The big brains of prestigious Eastern colleges have taken over the baseball operation of many major league teams, yet the game continues to be run at its highest administrative level by people who somehow manage to be both insecure and arrogant.

Major League Baseball leaped head first into the world of replay not because of its burning desire to correct wrong decisions, but rather to emulate the NFL.

The replay controversies in the NFL made its television partners very happy, because those replays made what was being provided by TV even more important to the fans.

"Is the coach going to challenge?'' "He has the flag in his hand … yes, it's a challenge.'' "I don't know if this is a good challenge; he might be wasting it.''

Baseball started by allowing umpires to confirm whether a potential home run was fair or foul, or over those yellow lines on distant fences. That was an excellent addition to the game.

When the movement to expand replay gained steam, there could have been a straightforward system: If an umpiring crew wanted to check on a call, it could do so. Believe it or not, these fellows do want to get the calls right.
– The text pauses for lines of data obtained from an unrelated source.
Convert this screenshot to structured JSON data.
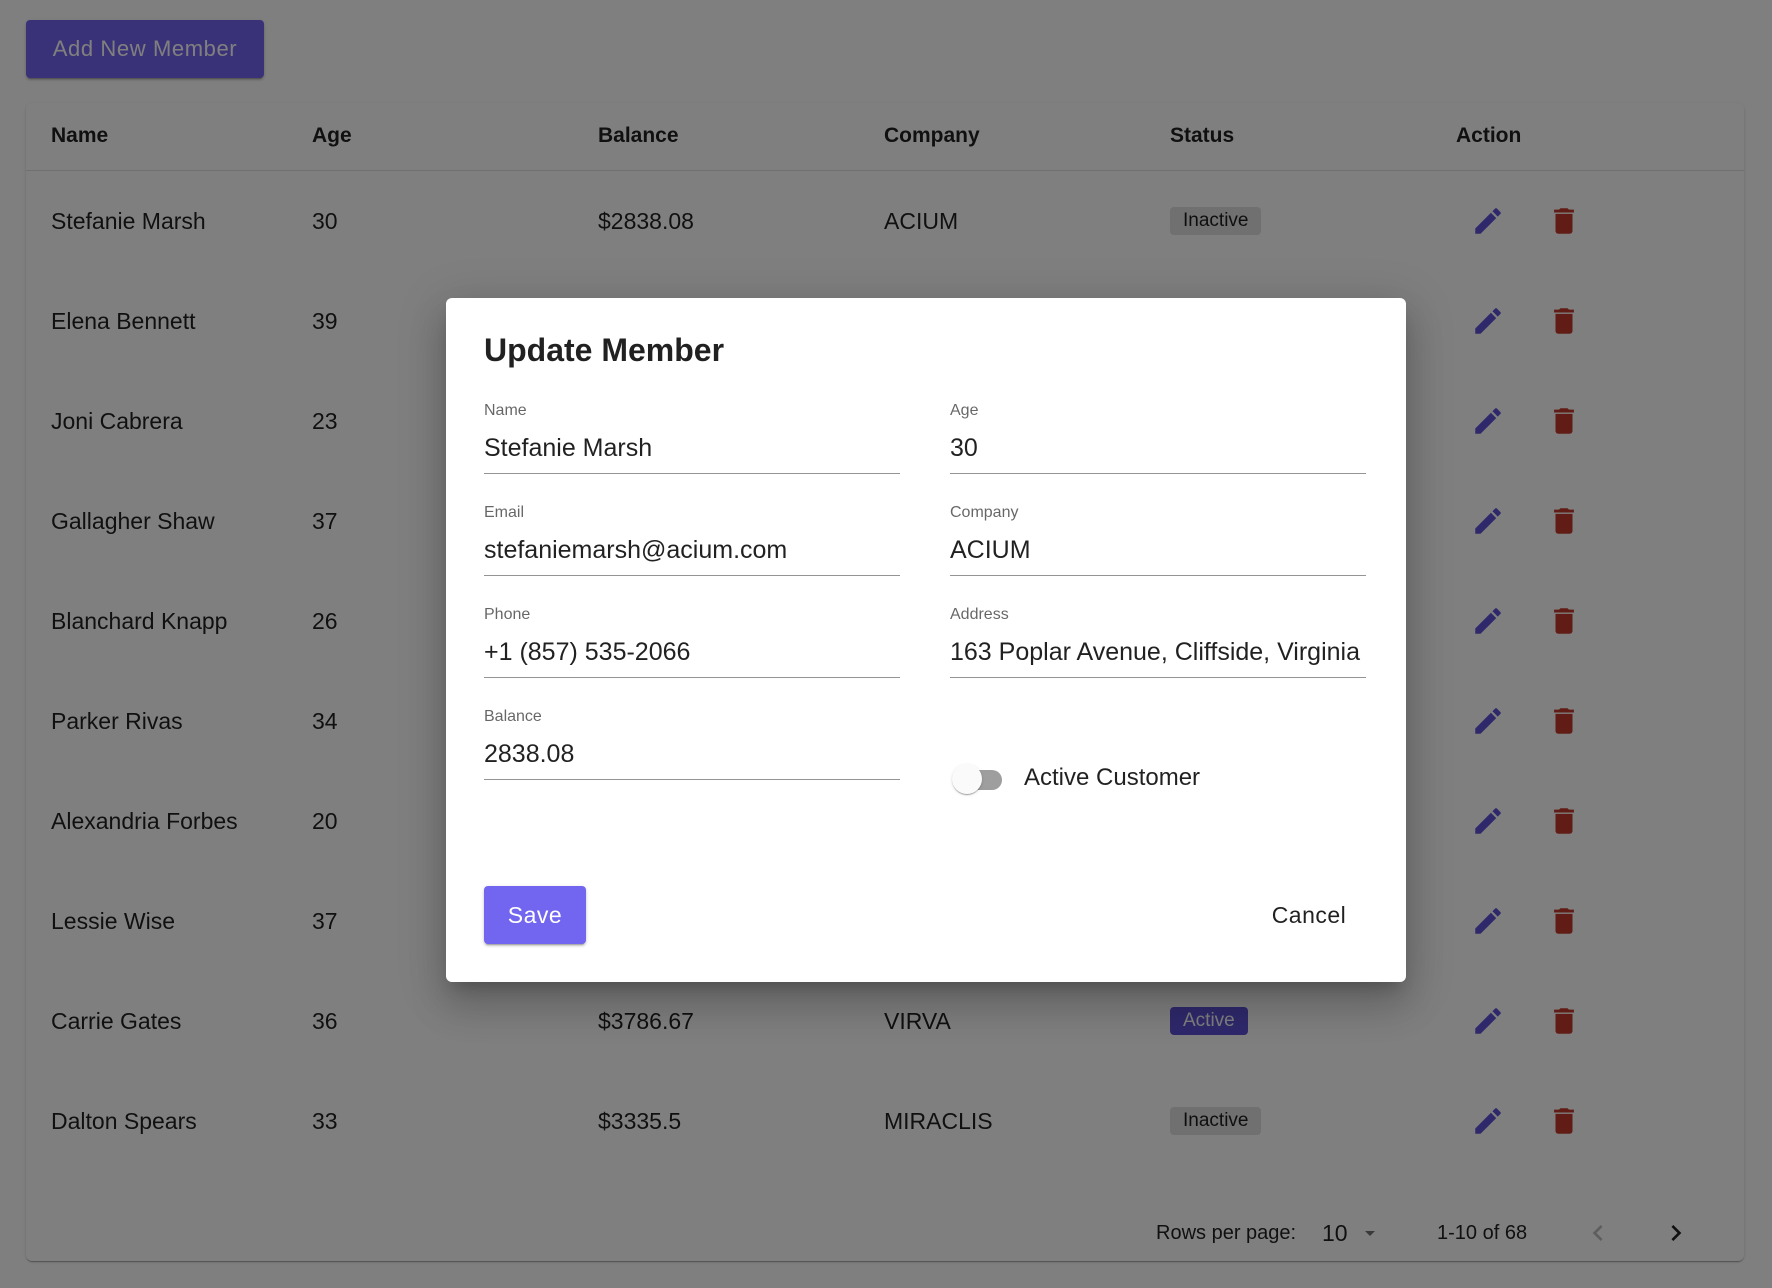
{
  "toolbar": {
    "add_label": "Add New Member"
  },
  "table": {
    "columns": [
      "Name",
      "Age",
      "Balance",
      "Company",
      "Status",
      "Action"
    ],
    "rows": [
      {
        "name": "Stefanie Marsh",
        "age": "30",
        "balance": "$2838.08",
        "company": "ACIUM",
        "status": "Inactive"
      },
      {
        "name": "Elena Bennett",
        "age": "39",
        "balance": "",
        "company": "",
        "status": ""
      },
      {
        "name": "Joni Cabrera",
        "age": "23",
        "balance": "",
        "company": "",
        "status": ""
      },
      {
        "name": "Gallagher Shaw",
        "age": "37",
        "balance": "",
        "company": "",
        "status": ""
      },
      {
        "name": "Blanchard Knapp",
        "age": "26",
        "balance": "",
        "company": "",
        "status": ""
      },
      {
        "name": "Parker Rivas",
        "age": "34",
        "balance": "",
        "company": "",
        "status": ""
      },
      {
        "name": "Alexandria Forbes",
        "age": "20",
        "balance": "",
        "company": "",
        "status": ""
      },
      {
        "name": "Lessie Wise",
        "age": "37",
        "balance": "",
        "company": "",
        "status": ""
      },
      {
        "name": "Carrie Gates",
        "age": "36",
        "balance": "$3786.67",
        "company": "VIRVA",
        "status": "Active"
      },
      {
        "name": "Dalton Spears",
        "age": "33",
        "balance": "$3335.5",
        "company": "MIRACLIS",
        "status": "Inactive"
      }
    ]
  },
  "pagination": {
    "rows_label": "Rows per page:",
    "rows_value": "10",
    "range": "1-10 of 68"
  },
  "dialog": {
    "title": "Update Member",
    "fields": {
      "name": {
        "label": "Name",
        "value": "Stefanie Marsh"
      },
      "age": {
        "label": "Age",
        "value": "30"
      },
      "email": {
        "label": "Email",
        "value": "stefaniemarsh@acium.com"
      },
      "company": {
        "label": "Company",
        "value": "ACIUM"
      },
      "phone": {
        "label": "Phone",
        "value": "+1 (857) 535-2066"
      },
      "address": {
        "label": "Address",
        "value": "163 Poplar Avenue, Cliffside, Virginia"
      },
      "balance": {
        "label": "Balance",
        "value": "2838.08"
      }
    },
    "active_label": "Active Customer",
    "active": false,
    "save_label": "Save",
    "cancel_label": "Cancel"
  },
  "colors": {
    "primary": "#7265f0",
    "edit_icon": "#5e53d8",
    "delete_icon": "#c0392b",
    "active_badge": "#5e53d8",
    "inactive_badge": "#e0e0e0"
  },
  "icons": {
    "edit": "pencil-icon",
    "delete": "trash-icon",
    "dropdown": "caret-down-icon",
    "prev": "chevron-left-icon",
    "next": "chevron-right-icon"
  }
}
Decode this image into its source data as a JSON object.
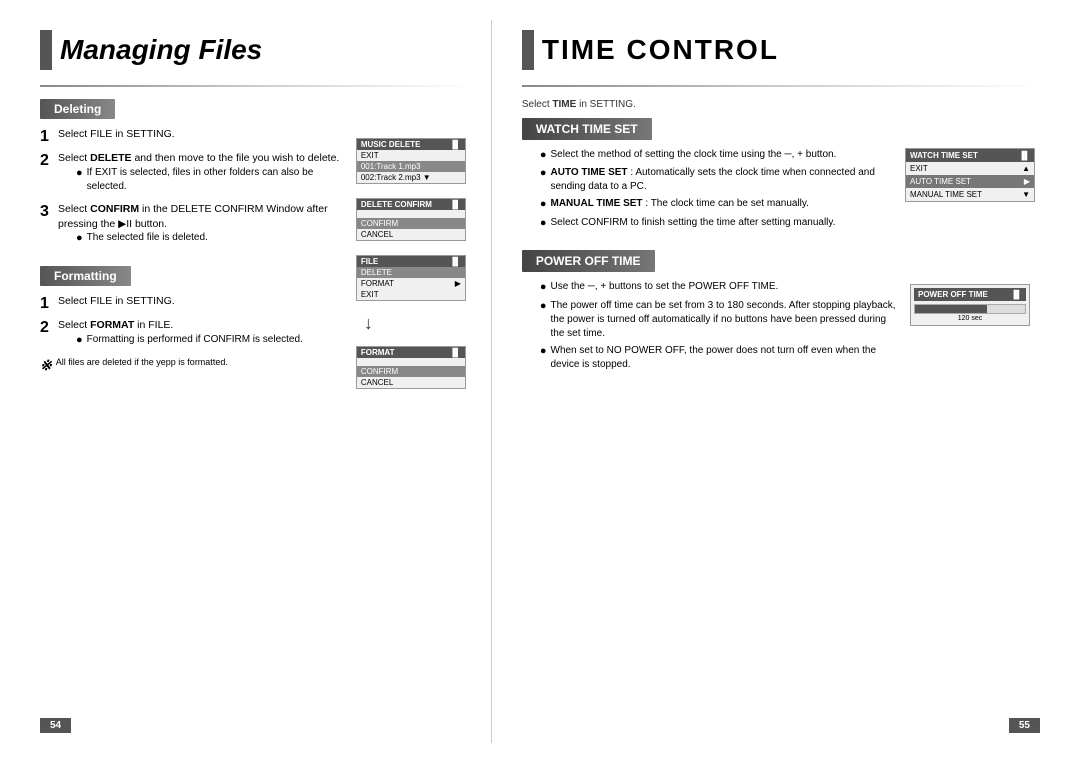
{
  "leftPage": {
    "title": "Managing Files",
    "titleBlock": true,
    "sections": {
      "deleting": {
        "header": "Deleting",
        "steps": [
          {
            "number": "1",
            "text": "Select FILE in SETTING."
          },
          {
            "number": "2",
            "text": "Select DELETE and then move to the file you wish to delete.",
            "bullets": [
              "If EXIT is selected, files in other folders can also be selected."
            ]
          },
          {
            "number": "3",
            "text": "Select CONFIRM in the DELETE CONFIRM Window after pressing the ▶II button.",
            "bullets": [
              "The selected file is deleted."
            ]
          }
        ]
      },
      "formatting": {
        "header": "Formatting",
        "steps": [
          {
            "number": "1",
            "text": "Select FILE in SETTING."
          },
          {
            "number": "2",
            "text": "Select FORMAT in FILE.",
            "bullets": [
              "Formatting is performed if CONFIRM is selected."
            ]
          }
        ],
        "note": {
          "symbol": "※",
          "text": "All files are deleted if the yepp is formatted."
        }
      }
    },
    "pageNumber": "54",
    "screens": {
      "musicDelete": {
        "title": "MUSIC DELETE",
        "items": [
          "EXIT",
          "001:Track 1.mp3",
          "002:Track 2.mp3"
        ]
      },
      "deleteConfirm": {
        "title": "DELETE CONFIRM",
        "items": [
          "CONFIRM",
          "CANCEL"
        ]
      },
      "file": {
        "title": "FILE",
        "items": [
          "DELETE",
          "FORMAT",
          "EXIT"
        ]
      },
      "format": {
        "title": "FORMAT",
        "items": [
          "CONFIRM",
          "CANCEL"
        ]
      }
    }
  },
  "rightPage": {
    "title": "TIME CONTROL",
    "selectTimeText": "Select TIME in SETTING.",
    "sections": {
      "watchTimeSet": {
        "header": "WATCH TIME SET",
        "description": "Select the method of setting the clock time using the ─, + button.",
        "items": [
          {
            "label": "AUTO TIME SET",
            "bold": true,
            "text": ": Automatically sets the clock time when connected and sending data to a PC."
          },
          {
            "label": "MANUAL TIME SET",
            "bold": true,
            "text": ": The clock time can be set manually."
          }
        ],
        "confirm": "Select CONFIRM to finish setting the time after setting manually.",
        "screen": {
          "title": "WATCH TIME SET",
          "items": [
            {
              "text": "EXIT",
              "arrow": "▲"
            },
            {
              "text": "AUTO TIME SET",
              "arrow": "▶",
              "selected": true
            },
            {
              "text": "MANUAL TIME SET",
              "arrow": "▼"
            }
          ]
        }
      },
      "powerOffTime": {
        "header": "POWER OFF TIME",
        "bullets": [
          "Use the ─, + buttons to set the POWER OFF TIME.",
          "The power off time can be set from 3 to 180 seconds. After stopping playback, the power is turned off automatically if no buttons have been pressed during the set time.",
          "When set to NO POWER OFF, the power does not turn off even when the device is stopped."
        ],
        "screen": {
          "title": "POWER OFF TIME",
          "value": "120 sec"
        }
      }
    },
    "pageNumber": "55"
  }
}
Jim Joyce's infamous call at first that cost Detroit's Armando Galarraga a perfect game would have been taken care of in three minutes. A crew member would have said, "Jim, we should take a look at that one,'' the safe call would have been overturned, and Joyce's exceptional career would not have been tarnished by that moment.

Of course, there then wouldn't be the drama of cameras zeroing in on a dugout to see if a manager was going to use a challenge. How could we live without that?

So, now we have bench coaches on phones with video guys, and umpires gazing at managers for an order to look at replay, and playoff games being decided when a spike comes off the base as a runner returns to first.

It is so pathetic, so instructive on baseball's paranoia over its place in modern North American sports, and we saw more of it within the first two days of the new season.

Commissioner Rob Manfred, who talks loudly and carries a foam finger, was quoted widely in February that once the process started, replays would not take more than two minutes. If there wasn't "clear and convincing'' evidence to overturn a decision in that time ... call stands, game resumes.

On Friday, Detroit scored the winning run vs. Pittsburgh in the bottom of the 10th of its home opener. Pirates manager Clint Hurdle asked for a replay on catcher Francisco Cervelli's lunging tag.

The replay clock ran well past two minutes … 3:41 was the official time, although the lingering was closer to five minutes. Nothing was clear, or convincing, and yet Nick Castellanos was called out, Detroit manager Ron Gardenhire was thrown out, the game resumed and Pittsburgh won 13-10 in 13 innings.

So, basically, we have Rob Manfred saying, "Replay shall take no more two minutes, unless we decide it can take two or three times longer than that."

All in all, I'd say Manfred is the baseball version of Gov. William J. Le Petomane: meaningless proclamations that demand harrumphs from his acolytes.